Invention of Artificial Satellites- Sputnik 1 at October, 1957

Artificial Satellite

“Sputnik 1 (The first Invention of Artificial Satellite) fascinated and frightened vast numbers of people.” By Don Mitchell, “Sputnik: 50 Years Ago”

Sputnik 1 was the first artificial Earth satellite. The Soviet Union launched the first artificial satellite, Sputnik 1, on October, 1957, thus triggering the space race with the United States.
Sputnik itself provided scientists with valuable information, even though it was not equipped with scientific instruments. The density of the upper atmosphere could be deduced from its drag on the orbit, and the propagation of its radio signals gave information about the ionosphere. Sputnik 1 was a nitrogen-filled sphere about the size of a beach ball-23 inched (58cm) across-which orbited the Earth every ninety-six minutes.

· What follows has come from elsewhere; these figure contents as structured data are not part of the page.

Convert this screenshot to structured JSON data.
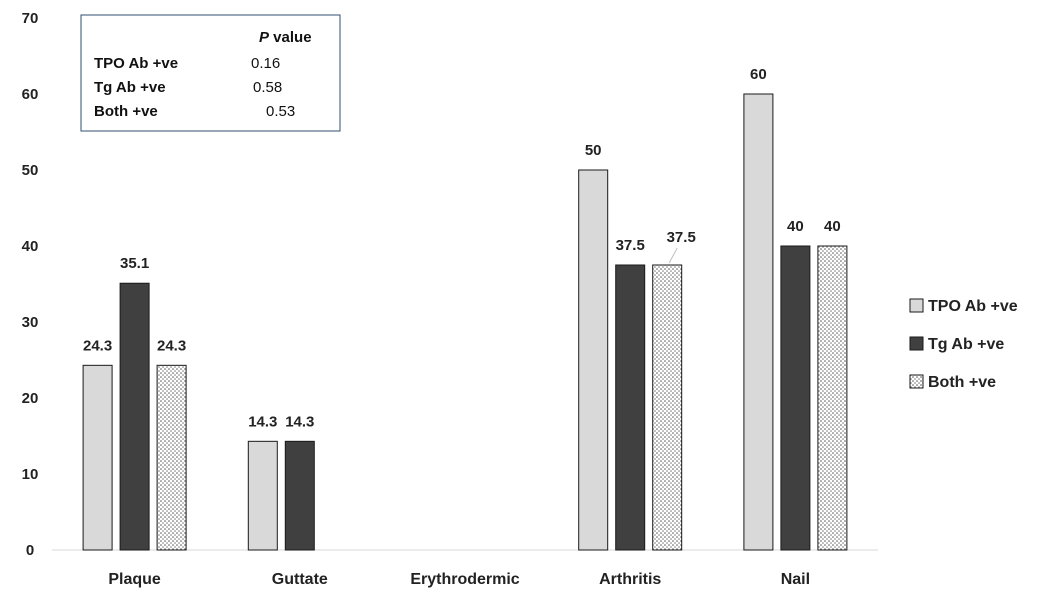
{
  "chart_data": {
    "type": "bar",
    "categories": [
      "Plaque",
      "Guttate",
      "Erythrodermic",
      "Arthritis",
      "Nail"
    ],
    "series": [
      {
        "name": "TPO Ab +ve",
        "values": [
          24.3,
          14.3,
          null,
          50,
          60
        ],
        "labels": [
          "24.3",
          "14.3",
          "",
          "50",
          "60"
        ],
        "color": "#d9d9d9",
        "pattern": "solid"
      },
      {
        "name": "Tg Ab +ve",
        "values": [
          35.1,
          14.3,
          null,
          37.5,
          40
        ],
        "labels": [
          "35.1",
          "14.3",
          "",
          "37.5",
          "40"
        ],
        "color": "#404040",
        "pattern": "solid"
      },
      {
        "name": "Both +ve",
        "values": [
          24.3,
          null,
          null,
          37.5,
          40
        ],
        "labels": [
          "24.3",
          "",
          "",
          "37.5",
          "40"
        ],
        "color": "#ffffff",
        "pattern": "dots"
      }
    ],
    "ylim": [
      0,
      70
    ],
    "yticks": [
      0,
      10,
      20,
      30,
      40,
      50,
      60,
      70
    ],
    "title": "",
    "xlabel": "",
    "ylabel": "",
    "grid": false,
    "legend_position": "right",
    "inset_table": {
      "header": [
        "",
        "P value"
      ],
      "header_italic_part": "P",
      "header_rest": " value",
      "rows": [
        {
          "label": "TPO Ab +ve",
          "value": "0.16"
        },
        {
          "label": "Tg Ab +ve",
          "value": "0.58"
        },
        {
          "label": "Both +ve",
          "value": "0.53"
        }
      ]
    }
  }
}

It had four long, whip like aerials that transmitted information back to Earth. In November the year, Sputnik 2 carried a living passenger, the dog Laika, into space. (It is thought that Laika only survived a few hours rather than the intended ten days because of stress and overheating.) By August 1960, when Sputnik 5 was launched two dogs, forty mice, two rats, and a collection of plants had been sent into orbit. The goal was the manned exploration of space.

The United States were taken horribly by surprise by the Soviets achievement and responded by pumping money into space research and founding NASA, the National Aeronautics and Space Administration. Soon near-Earth space was being crisscrossed by a variety of artificial satellites.

Around 40 countries have since manufactured and launched their own artificial satellites. About 3,000 useful satellites are thought to be orbiting Earth, along with 6,000 pieces of ‘space junk’ (such a empty fuel tanks and rocket boosters). Although artificial satellites have orbited the moon, the sun, asteroids, and planets, most are operated orbiting the Earth. They are used to study the universe, forecast weather, transmit telephone calls and television broadcast, and assist in sea and air navigation as well as military activities.